Influence and interference have been core principles of the communist movement since inception. Communism thrives on subversive tactics to draw in the masses. One such tactic involves their mobilization of the so-called “United Front Work Department” (or United Front).
In contemporary political language, the United Front represents a group of likeminded persons who have objectives consistent with the aims of the Communist Party and who are ultimately subservient to their control.
The roots of the movement date back to the practices adopted by the Bolsheviks during the 1917 Russian Revolution.
The Chinese Communist Party has long used agents including groups such as the United Front, the Central Propaganda Department and numerous worldwide community associations for “friendship” to underwrite their influence across the globe.
The CCP uses this mechanism to allow them to gain organized support and to provide a screen behind which its members can operate to assert influence.

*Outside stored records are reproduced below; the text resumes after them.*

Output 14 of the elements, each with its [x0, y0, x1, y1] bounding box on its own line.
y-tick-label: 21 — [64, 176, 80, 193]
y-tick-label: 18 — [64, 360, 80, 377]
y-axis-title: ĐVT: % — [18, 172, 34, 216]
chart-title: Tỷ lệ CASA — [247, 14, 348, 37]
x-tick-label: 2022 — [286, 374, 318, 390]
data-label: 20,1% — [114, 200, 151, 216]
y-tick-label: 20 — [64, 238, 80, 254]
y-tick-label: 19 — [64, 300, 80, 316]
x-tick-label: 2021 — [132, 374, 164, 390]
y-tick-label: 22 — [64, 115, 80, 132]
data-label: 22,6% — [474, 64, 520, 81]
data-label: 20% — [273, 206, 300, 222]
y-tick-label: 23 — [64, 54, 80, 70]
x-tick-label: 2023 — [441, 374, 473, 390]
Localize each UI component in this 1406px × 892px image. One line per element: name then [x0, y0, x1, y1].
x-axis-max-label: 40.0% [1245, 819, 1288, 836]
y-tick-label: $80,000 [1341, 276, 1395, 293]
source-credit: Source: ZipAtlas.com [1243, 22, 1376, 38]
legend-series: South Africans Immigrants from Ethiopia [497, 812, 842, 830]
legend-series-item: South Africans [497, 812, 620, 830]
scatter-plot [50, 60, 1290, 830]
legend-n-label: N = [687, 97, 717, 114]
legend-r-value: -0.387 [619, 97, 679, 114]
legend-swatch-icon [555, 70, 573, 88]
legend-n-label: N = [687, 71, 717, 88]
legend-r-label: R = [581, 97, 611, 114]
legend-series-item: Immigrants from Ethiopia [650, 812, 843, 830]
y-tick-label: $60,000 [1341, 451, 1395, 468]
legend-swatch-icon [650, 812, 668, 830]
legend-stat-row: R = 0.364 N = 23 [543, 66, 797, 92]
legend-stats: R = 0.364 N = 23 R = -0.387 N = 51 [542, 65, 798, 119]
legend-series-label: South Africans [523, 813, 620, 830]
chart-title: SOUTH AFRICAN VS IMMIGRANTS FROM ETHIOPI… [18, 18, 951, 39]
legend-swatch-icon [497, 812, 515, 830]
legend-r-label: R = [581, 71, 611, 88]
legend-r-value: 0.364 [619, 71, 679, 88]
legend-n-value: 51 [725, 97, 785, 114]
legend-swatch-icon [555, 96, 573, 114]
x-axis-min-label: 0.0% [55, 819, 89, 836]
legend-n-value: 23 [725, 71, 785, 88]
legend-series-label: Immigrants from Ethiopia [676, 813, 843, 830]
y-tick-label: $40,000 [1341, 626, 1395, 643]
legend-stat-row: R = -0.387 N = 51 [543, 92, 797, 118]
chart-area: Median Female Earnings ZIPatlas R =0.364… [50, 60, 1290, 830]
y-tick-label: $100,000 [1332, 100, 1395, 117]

There are now an estimated 45 million Chinese people living overseas. The United Front strives to dissuade those people from supporting persecuted groups such as the Uighurs and the Falun Gong, to reduce the impact of the Taiwanese democratic model and to promote the CCP’s expansionist agenda.
The United Front operates under diplomatic camouflage by working with the Chinese community, supporting student associations, and sponsoring Chinese cultural activities.
The United Front assists the CCP to enact their strategy of targeting foreign elites and the business community, to assist them to promote China’s agenda within their own political systems.
Under President Xi Jinping, the United Front has doubled down on its efforts to utilise the Chinese diaspora as agents of Chinese foreign policy and co–opt foreigners to support the CCP’s foreign policy goals including the so-called “Belt and Road Initiative”.
My home state of South Australia is far from immune from this scourge. It is home to the defence sector in this country. Make no mistake, the United Front walks among us and seeks to pierce our corporations and institutions. So how do we protect our democracy and our values?
The CCP reacts to threats to their ambitions in a bellicose manner, consequently, unity of purpose among Western countries means pushing back against the shadowy domestic operations of the United Front.
Those in government, academia and business circles need to be properly informed and aware of the United Front’s activities.
Transparency is also critical. Members of Parliament declare gifts and their income, so why should the same not apply to academics?
People also need to be able to speak up without fear or favour when they perceive unwarranted interference in our values and interests. This is not McCarthyism. It is patriotism.
Recently, a Bill was introduced by the Morrison Government to ensure that any arrangements which states, territories, and local councils make with foreign governments are consistent with Australian foreign policy and our national interests.
The Bill seeks to curtail the lower tiers of government from freelancing on foreign policy as we have seen from the Victorian Labor government in signing up to the Belt and Road initiative.
In addition, I recently joined a group of likeminded Parliamentarians to call for an inquiry into the nature and extent of foreign interference into our university sector following the news that the CCP was co-opting academics into the so-called “Thousand Talents Plan”.
The powerful Parliamentary Joint Committee on Intelligence and Security will now conduct such an investigation.
The message from the Morrison Government is clear. Foreign interference into our political system, economy and institutions is an endangered species. We simply cannot be asleep at the wheel when it comes to our sovereignty.
The Chinese are good people who are the primary victims of a loathsome regime. Those who seek to characterise reasonable questions regarding our national security and sovereignty as irrelevant or racist are out of touch and miss the point.
This is not about condemning the legitimate overseas work of the Chinese people. It is about curtailing the nefarious work of communism on our shores. The responsibility rests with us all.
It must always be Australia first.
Alex Antic is a Liberal Senator for South Australia.